I push his hands away from my thighs and get up, leaving him crouched by the sofa looking lost. ‘So on Thursday in your office, are you telling me that if you had drank the vodka, I would’ve found you nailing Sarah on your desk, not just looking cosy with her on your desk?’ This is horrible.

He gets up and stalks over to me, grabbing my hips to immobilise me before bending down to get into my line of sight. ‘No! Don’t be so stupid.’

‘I don’t think I’m being stupid.’ I scathe. ‘It’s bad enough worrying about you drinking. I don’t know if I can cope with the additional complications of you being drunk and wanting to fuck other women!’ I’m screeching, but I can’t help it.

He recoils. ‘Will you watch your fucking mouth? It doesn’t make me want to fuck other women. It just makes me want to fuck!’

‘So I had better ensure that I’m with you when you have a drink then, hadn’t I?’

‘I won’t be having a drink! When will you listen to me, woman?’ he shouts. ‘I don’t need drink.’ He releases me harshly and stomps off towards the window and then back again. He points at me. ‘I need you!’

And we’re back to that. How the hell does he know? I slap his finger out of my face. ‘You need me to replace drink and screwing.’ I want to cry. All he needs me for is to remove himself from a lifestyle that would kill him if he kept it up for much longer. I’m his escape from a certain premature death by alcohol poisoning. I think I might throw up again. He really is scared of me leaving, but it has nothing to do with how much he loves me. It is because he is scared of returning to a hollow life. ‘You manipulate me.’

‘I don’t manipulate you!’ He actually looks offended.

‘Yes, you do! With sex! Sense fucking, reminder fucking. It’s all manipulation. I need you and you use it against me!’

‘No!’ he roars, and then swipes his arms straight across the top of the drinks cabinet, sending dozens of liquor bottles and glasses crashing to the floor, the sound of broken glass thundering around us.

I jump, stepping back, but he stalks forward and grabs the tops of my arms. ‘I need you to need me, Ava. It doesn’t get any simpler than that. How many times have I got to tell you? As long as you need me, I look after myself…simple.’

‘How is having yourself whipped looking after yourself?’ I scream in his face.

He drops me and grabs at his hair, virtually pulling it out. ‘I don’t fucking know!’

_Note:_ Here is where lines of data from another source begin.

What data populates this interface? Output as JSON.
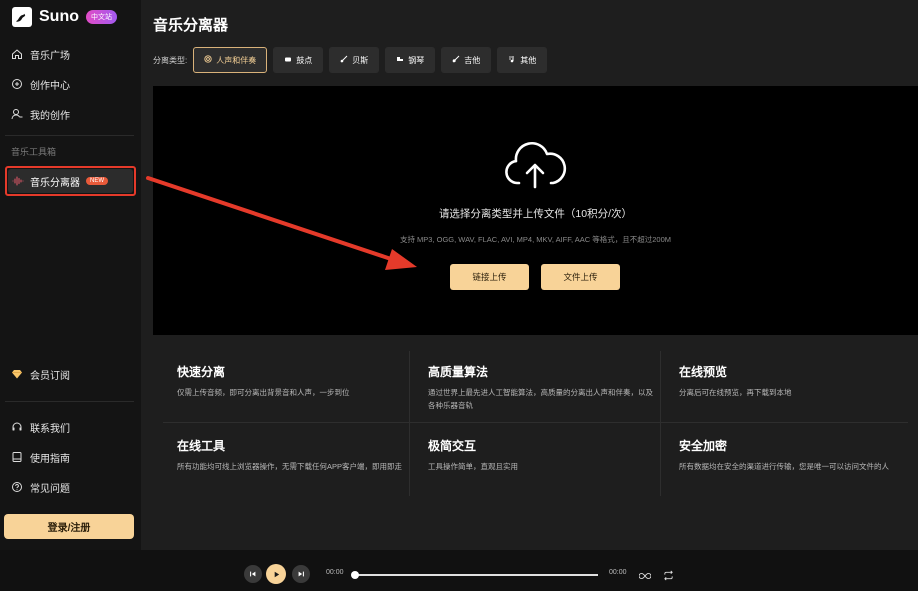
{
  "app": {
    "name": "Suno",
    "badge": "中文站"
  },
  "sidebar": {
    "nav": [
      {
        "label": "音乐广场",
        "icon": "home-icon"
      },
      {
        "label": "创作中心",
        "icon": "create-icon"
      },
      {
        "label": "我的创作",
        "icon": "user-icon"
      }
    ],
    "section_label": "音乐工具箱",
    "active_item": {
      "label": "音乐分离器",
      "badge": "NEW",
      "icon": "waveform-icon"
    },
    "membership": {
      "label": "会员订阅",
      "icon": "diamond-icon"
    },
    "bottom": [
      {
        "label": "联系我们",
        "icon": "headset-icon"
      },
      {
        "label": "使用指南",
        "icon": "book-icon"
      },
      {
        "label": "常见问题",
        "icon": "help-icon"
      }
    ],
    "login_label": "登录/注册"
  },
  "main": {
    "title": "音乐分离器",
    "separation_label": "分离类型:",
    "tabs": [
      {
        "label": "人声和伴奏",
        "icon": "vocal-icon",
        "active": true
      },
      {
        "label": "鼓点",
        "icon": "drum-icon",
        "active": false
      },
      {
        "label": "贝斯",
        "icon": "bass-icon",
        "active": false
      },
      {
        "label": "钢琴",
        "icon": "piano-icon",
        "active": false
      },
      {
        "label": "吉他",
        "icon": "guitar-icon",
        "active": false
      },
      {
        "label": "其他",
        "icon": "other-icon",
        "active": false
      }
    ],
    "upload": {
      "main_text": "请选择分离类型并上传文件（10积分/次）",
      "sub_text": "支持 MP3, OGG, WAV, FLAC, AVI, MP4, MKV, AIFF, AAC 等格式，且不超过200M",
      "link_button": "链接上传",
      "file_button": "文件上传"
    },
    "features": [
      {
        "title": "快速分离",
        "desc": "仅需上传音频，即可分离出背景音和人声，一步到位"
      },
      {
        "title": "高质量算法",
        "desc": "通过世界上最先进人工智能算法，高质量的分离出人声和伴奏，以及各种乐器音轨"
      },
      {
        "title": "在线预览",
        "desc": "分离后可在线预览，再下载到本地"
      },
      {
        "title": "在线工具",
        "desc": "所有功能均可线上浏览器操作，无需下载任何APP客户端，即用即走"
      },
      {
        "title": "极简交互",
        "desc": "工具操作简单，直观且实用"
      },
      {
        "title": "安全加密",
        "desc": "所有数据均在安全的渠道进行传输，您是唯一可以访问文件的人"
      }
    ]
  },
  "player": {
    "current_time": "00:00",
    "total_time": "00:00",
    "progress": 0
  },
  "colors": {
    "accent": "#f8d398",
    "annotation": "#e53a2a"
  }
}
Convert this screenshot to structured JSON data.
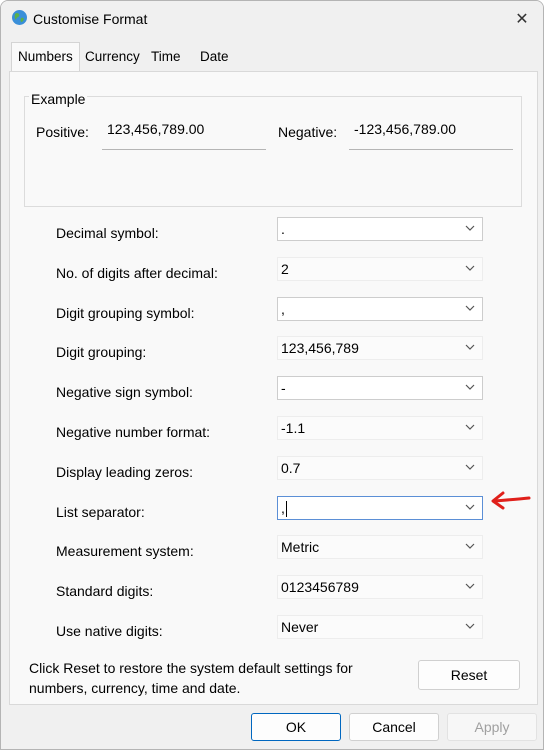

I look to the heavens above. This is hopeless. ‘I do need you, but not like this.’

He takes my hands. ‘Look at me.’ he demands harshly. I drop my head back down so we’re at eye level again. ‘Tell me, how do I make you feel?  I know how you make me feel. Yes, I’ve had a lot of women, but it was all just sex. Mindless sex. No feelings. Ava, I need you.’

I look at my handsome, troubled, neurotic rogue, looking me straight in the eyes and I want to scream at him, bang his head against a wall and knock some sense into him the conventional way. We make each other crazy. That’s the truth of it. We’re no good for each other, and he does manipulate me. The problem is, I enjoy it. The sex kitten in me comes racing to the surface every time. I need him, just as much as he needs me, but for different reasons. He’s made himself a part of me. He’s embedded himself into my mind and soul. Without him, I feel like nothing. I am nothing.